SUMMARY Rare and de novo single nucleotide variants (SNVs) and copy number variants (CNVs) are major risk factors for Neurodevelopmental Disorders (NDDs). The majority of NDD-associated SNVs affect a single allele of a gene, leading to haploinsufficiency. Correcting haploinsufficiency by increasing the expression level of the deficient allele could provide an attractive strategy for NDDs treatment. A variant of CRISPR, CRISPRa (CRISPR activation), offers the possibility to modulate the expression of endogenous genes by directly targeting their promoters or enhancers. Here, we are proposing to apply CRISPRa to upregulate the levels of Cul3 ubiquitin ligase, a high-confidence gene for NDDs. We have recently generated a haploinsufficient Cul3 mouse model. Brain MRI found decreased volume of cortical regions starting from early postnatal development and persisting into adulthood. Spatiotemporal transcriptomic and proteomic profiling implicated cytoskeletal and synaptic defects as key drivers of Cul3 functional impact. Specifically, dendritic growth, filamentous actin puncta, and spontaneous network activity measured by multielectrode arrays (MEA) were reduced in Cul3 mutant mice. Cul3 mutant mice also exhibited hyperactive behavior, along with social and cognitive deficits. We hypothesize that upregulation of Cul3 dosage early in development with CRSIPRa will rescue some (or all) of the observed phenotypes, and will lay the basis for general therapeutic interventions in NDDs. The goal of this project is to demonstrate the feasibility of compensating for Cul3 haploinsufficiency by rebalancing neuronal, molecular, cellular and network activity phenotypes. We will achieve this goal through the following Specific Aims: (1) To evaluate rescue potential of cellular and molecular phenotypes in the Cul3+/- CRISPRa mice; (2) To evaluate rescue potential of brain architecture and cognitive deficits in Cul3+/- CRISPRa mice. Our study will represent an effective strategy for rebalancing Cul3 (and potentially other NDD genes) deficiency and correcting associated phenotypes.
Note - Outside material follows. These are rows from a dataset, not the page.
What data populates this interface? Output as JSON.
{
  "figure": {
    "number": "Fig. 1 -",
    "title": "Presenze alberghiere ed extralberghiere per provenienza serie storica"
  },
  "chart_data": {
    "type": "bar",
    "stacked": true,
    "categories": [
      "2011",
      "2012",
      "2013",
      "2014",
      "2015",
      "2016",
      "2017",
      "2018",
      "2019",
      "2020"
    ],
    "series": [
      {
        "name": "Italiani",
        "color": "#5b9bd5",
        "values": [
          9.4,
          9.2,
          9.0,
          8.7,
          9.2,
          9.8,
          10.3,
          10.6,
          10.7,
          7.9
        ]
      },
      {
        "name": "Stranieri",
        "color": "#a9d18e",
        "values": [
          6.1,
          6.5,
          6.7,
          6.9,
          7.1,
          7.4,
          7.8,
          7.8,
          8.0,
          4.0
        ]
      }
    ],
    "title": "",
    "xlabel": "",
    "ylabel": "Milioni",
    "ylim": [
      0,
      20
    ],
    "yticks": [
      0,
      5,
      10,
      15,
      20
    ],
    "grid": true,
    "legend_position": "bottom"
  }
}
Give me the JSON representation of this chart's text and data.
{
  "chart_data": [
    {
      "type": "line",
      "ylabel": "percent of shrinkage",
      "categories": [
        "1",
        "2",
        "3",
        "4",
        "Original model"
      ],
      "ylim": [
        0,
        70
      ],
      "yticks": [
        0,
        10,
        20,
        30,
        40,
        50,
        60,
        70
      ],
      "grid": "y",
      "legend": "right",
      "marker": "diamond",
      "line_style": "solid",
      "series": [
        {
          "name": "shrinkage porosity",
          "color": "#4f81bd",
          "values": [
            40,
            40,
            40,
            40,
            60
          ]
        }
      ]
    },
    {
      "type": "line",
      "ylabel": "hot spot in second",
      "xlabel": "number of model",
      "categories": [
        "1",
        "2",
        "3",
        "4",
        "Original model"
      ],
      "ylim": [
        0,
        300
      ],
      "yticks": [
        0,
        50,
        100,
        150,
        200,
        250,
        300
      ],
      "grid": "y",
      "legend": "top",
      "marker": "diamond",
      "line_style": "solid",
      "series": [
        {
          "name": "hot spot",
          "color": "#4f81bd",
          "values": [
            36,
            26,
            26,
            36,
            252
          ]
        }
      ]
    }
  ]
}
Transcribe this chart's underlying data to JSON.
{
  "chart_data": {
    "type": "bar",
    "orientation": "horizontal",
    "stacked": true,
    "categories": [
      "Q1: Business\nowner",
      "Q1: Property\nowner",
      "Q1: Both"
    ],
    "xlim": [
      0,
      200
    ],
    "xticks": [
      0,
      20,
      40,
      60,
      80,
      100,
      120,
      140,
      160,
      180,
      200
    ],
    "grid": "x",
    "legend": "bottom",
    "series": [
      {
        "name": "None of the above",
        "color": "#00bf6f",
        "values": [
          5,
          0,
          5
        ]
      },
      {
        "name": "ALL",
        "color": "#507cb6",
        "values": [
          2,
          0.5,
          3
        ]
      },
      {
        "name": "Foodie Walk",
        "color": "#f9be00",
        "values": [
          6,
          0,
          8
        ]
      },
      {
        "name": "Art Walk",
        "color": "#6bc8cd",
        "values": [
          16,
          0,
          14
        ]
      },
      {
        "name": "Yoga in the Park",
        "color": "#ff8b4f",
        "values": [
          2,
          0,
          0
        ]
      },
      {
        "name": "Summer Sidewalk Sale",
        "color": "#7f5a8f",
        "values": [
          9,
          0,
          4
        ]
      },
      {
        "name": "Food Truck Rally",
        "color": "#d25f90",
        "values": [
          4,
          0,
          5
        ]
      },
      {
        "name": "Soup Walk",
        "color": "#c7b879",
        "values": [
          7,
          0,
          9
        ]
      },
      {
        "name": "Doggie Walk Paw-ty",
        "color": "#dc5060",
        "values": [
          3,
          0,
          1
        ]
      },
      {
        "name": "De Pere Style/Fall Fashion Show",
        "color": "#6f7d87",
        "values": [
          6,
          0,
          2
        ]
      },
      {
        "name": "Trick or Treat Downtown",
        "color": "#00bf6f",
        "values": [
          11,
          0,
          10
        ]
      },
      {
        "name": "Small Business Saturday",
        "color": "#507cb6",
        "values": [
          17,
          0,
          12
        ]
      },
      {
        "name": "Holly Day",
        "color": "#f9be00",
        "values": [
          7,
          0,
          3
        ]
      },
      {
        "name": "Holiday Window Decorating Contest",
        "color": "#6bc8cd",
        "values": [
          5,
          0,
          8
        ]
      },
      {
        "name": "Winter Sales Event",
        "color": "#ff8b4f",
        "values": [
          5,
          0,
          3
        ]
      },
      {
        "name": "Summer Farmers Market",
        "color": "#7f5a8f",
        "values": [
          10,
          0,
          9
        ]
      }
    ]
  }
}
概括 罕见和从头的单核苷酸变异（SNV）和拷贝数变异（CNV）是主要的危险因素 神经发育障碍（NDD）。大多数 NDD 相关 SNV 影响基因的单个等位基因， 导致单倍体不足。通过增加缺陷的表达水平来纠正单倍体不足 等位基因可以为 NDD 治疗提供有吸引力的策略。 CRISPR 的一种变体，CRISPRa（CRISPR 激活），提供了通过直接靶向内源基因来调节内源基因表达的可能性 启动子或增强子。在这里，我们建议应用CRISPRa来上调Cul3泛素的水平 连接酶，NDD 的高置信度基因。我们最近生成了一个单倍剂量不足的 Cul3 小鼠模型。 脑部 MRI 发现，皮质区域的体积从出生后早期发育开始就开始减少，并持续存在 进入成年期。涉及细胞骨架和突触的时空转录组和蛋白质组分析 缺陷是 Cul3 功能影响的关键驱动因素。具体来说，树突生长、丝状肌动蛋白斑点和 通过多电极阵列 (MEA) 测量的自发网络活动在 Cul3 突变小鼠中减少。铜3 突变小鼠还表现出过度活跃的行为，以及社交和认知缺陷。我们假设 在开发早期使用 CRSIPRa 上调 Cul3 剂量将挽救一些（或全部）观察到的情况 表型，并将为 NDD 的一般治疗干预奠定基础。该项目的目标 是为了证明通过重新平衡神经元、分子、 细胞和网络活动表型。我们将通过以下具体目标来实现这一目标：（1） 评估 Cul3+/- CRISPRa 小鼠细胞和分子表型的拯救潜力； (2) 评价 拯救 Cul3+/- CRISPRa 小鼠大脑结构和认知缺陷的潜力。我们的研究将代表 重新平衡 Cul3（以及可能的其他 NDD 基因）缺陷和纠正相关的有效策略 表型。